I urged my feet toward the unlocked door. I stopped in front of it, ensured my ball cap was securely fastened to my head, and pushed the door open. It made that creaking noise all doors make in horror movies, which raised the hairs on my neck and arms. It was pitch black in the tomb, so I snapped my fingers. A little spark globe popped into existence and floated above us, illuminating the one-room tomb.
"Gods!" Vitulus cried, staring at the globe. "You're . . . you're a real magus?"
I looked at him. "Well, yeah. If you didn't think so, why did you come to me in the first place?"
"Because Salvius Aper is my patron and wished it so," he said, as if I'd just asked if water was wet. He looked from the light back to me. "What else can you do?"
"A lot of things," I said, "but right now I'd like to find that breastplate and get out of here. I don't know about you, but this place gives me the creeps." I felt more shadows and wisps gathering behind us. I hated feeling like a suckling pig on Saturnalia.
"The 'creeps'?"
"Scary, uneasy. Creeps."
Vitulus nodded, looking around. "Yes, I too have creeps."
The tomb was about twenty feet deep and ten feet wide, and smelled like how you'd expect a tomb to smell: moldy and decayed. Shrouded, desiccated bodies lay on stone alcoves built into the walls near the back of the tomb, with only their feet visible. Cremation was in style now, so the front of the tomb had shelves lined with ornately painted clay urns.

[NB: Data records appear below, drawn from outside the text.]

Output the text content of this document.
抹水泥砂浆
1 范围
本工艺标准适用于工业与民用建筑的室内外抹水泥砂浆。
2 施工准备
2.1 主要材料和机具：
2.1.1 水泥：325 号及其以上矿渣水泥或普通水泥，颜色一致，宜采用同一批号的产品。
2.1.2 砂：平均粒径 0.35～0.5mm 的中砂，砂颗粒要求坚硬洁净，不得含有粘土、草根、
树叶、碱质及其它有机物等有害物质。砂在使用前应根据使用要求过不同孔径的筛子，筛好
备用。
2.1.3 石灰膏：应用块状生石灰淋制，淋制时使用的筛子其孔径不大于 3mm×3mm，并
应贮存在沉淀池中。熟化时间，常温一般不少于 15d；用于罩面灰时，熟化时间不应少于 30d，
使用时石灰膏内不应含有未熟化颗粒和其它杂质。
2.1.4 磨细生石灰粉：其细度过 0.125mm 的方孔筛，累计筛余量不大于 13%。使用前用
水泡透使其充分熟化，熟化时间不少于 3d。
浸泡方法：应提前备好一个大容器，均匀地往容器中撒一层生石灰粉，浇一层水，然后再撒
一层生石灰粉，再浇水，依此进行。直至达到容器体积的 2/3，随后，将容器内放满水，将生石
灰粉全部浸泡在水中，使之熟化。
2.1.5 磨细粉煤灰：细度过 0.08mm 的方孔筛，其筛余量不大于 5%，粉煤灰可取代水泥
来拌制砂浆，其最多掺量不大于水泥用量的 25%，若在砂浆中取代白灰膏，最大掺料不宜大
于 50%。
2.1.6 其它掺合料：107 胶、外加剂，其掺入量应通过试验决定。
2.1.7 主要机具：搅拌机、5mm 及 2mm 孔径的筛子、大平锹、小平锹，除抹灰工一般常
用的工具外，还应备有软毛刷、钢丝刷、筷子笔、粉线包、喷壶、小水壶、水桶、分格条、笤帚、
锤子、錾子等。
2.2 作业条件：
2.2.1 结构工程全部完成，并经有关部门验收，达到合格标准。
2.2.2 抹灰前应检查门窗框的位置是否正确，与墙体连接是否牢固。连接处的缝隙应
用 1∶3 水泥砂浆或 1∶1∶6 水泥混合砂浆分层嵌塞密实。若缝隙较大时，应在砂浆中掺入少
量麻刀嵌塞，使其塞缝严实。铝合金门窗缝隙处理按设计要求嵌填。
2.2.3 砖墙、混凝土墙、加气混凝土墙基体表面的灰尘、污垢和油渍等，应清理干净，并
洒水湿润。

My feet walked me toward the back of the tomb and then stopped in front of an alcove where bony feet poked from out of the darkness. I directed the spark globe closer to the --
Shadows from inside the alcove came at me in smoky, finger-sized tendrils.

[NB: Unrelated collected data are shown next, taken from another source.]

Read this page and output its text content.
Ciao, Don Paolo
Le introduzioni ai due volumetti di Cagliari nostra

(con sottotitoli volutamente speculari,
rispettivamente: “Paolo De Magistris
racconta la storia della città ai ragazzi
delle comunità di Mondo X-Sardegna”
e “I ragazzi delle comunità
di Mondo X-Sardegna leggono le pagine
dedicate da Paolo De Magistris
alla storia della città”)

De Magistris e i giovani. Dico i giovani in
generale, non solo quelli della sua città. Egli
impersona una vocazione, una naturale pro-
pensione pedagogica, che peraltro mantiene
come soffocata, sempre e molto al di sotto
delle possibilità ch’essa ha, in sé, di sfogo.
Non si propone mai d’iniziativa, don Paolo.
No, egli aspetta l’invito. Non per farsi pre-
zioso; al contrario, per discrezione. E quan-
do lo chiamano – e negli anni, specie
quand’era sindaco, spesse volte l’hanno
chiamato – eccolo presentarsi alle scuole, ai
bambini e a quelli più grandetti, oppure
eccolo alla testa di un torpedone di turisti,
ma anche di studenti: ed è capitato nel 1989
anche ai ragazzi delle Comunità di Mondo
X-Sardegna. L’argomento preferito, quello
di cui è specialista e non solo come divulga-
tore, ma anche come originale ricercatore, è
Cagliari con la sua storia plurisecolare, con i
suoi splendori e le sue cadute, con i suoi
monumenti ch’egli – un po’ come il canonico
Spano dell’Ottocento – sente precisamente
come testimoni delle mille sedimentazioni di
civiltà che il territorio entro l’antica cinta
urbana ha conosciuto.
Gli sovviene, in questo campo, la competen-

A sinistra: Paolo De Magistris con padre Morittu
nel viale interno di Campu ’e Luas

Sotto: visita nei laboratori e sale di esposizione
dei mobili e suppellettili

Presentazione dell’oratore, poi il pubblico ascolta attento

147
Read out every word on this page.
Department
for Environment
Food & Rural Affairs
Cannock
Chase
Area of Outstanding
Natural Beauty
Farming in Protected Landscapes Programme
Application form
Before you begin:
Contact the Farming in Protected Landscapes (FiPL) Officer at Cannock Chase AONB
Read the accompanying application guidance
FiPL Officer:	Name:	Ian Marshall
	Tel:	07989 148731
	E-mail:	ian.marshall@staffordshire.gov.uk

I recognized what was about to happen, and fell backward into Vitulus to get out of the way. An instant later, the corpse exploded into a cloud of shadow, bone, and dried flesh. An imprint daemon flew out of the alcove and landed on the brick floor with a wet slap. Imprint daemons can best be described as three-foot slugs with six spidery legs, sharp black teeth, and no eyes. It turned its shiny black head to me, snarled, and then gave me the most terrifying laugh I'd heard since I got stuck in Rome.
"Looking for something, finder?" the daemon cackled, its voice like bone scraping on the tomb's door. "Stand still so I can give it to you."
The daemon skittered toward me in blinding speed, its wide jaws exposing jagged black teeth. Vitulus stepped forward with his
gladius
, and before I could scream, "Wait," he sliced the daemon in two.
The mouth half of the daemon landed to the left, the back end to the right. The mouth end howled, "That hurt!"
The back half flopped around a moment, then a new head grew out of the gory stump. Once the head poked through the viscera of the former back end, it cried, "Yeah, that hurt!" The mouth half had grown another rear by now, and they both grinned at us with the same black, slimy teeth.
"Blessed Juno," Vitulus muttered in shock.
"You can't cut them in half, dumbass!" I pushed him behind me. "Let me take care of this."
It had been a long time since I'd had to fight an imprint daemon -- not since my apprenticeship, actually -- so I prayed I still remembered the motions and words to banish them. I touched the tips of my middle and ring fingers to my palms, brought both hands above my head, and drew an interlocking "S" in the air, all while uttering the spell's words in the bastardized Dutch I had learned from my mentor.
"
Dit alles hier worden bewaakt in de tijd, en er in de eeuwigheid!
"
Both daemons leaped at my head just as I finished the spell. The banishment struck one of the daemons. It howled its frustration as it shriveled up in mid-air and dissipated with a pop.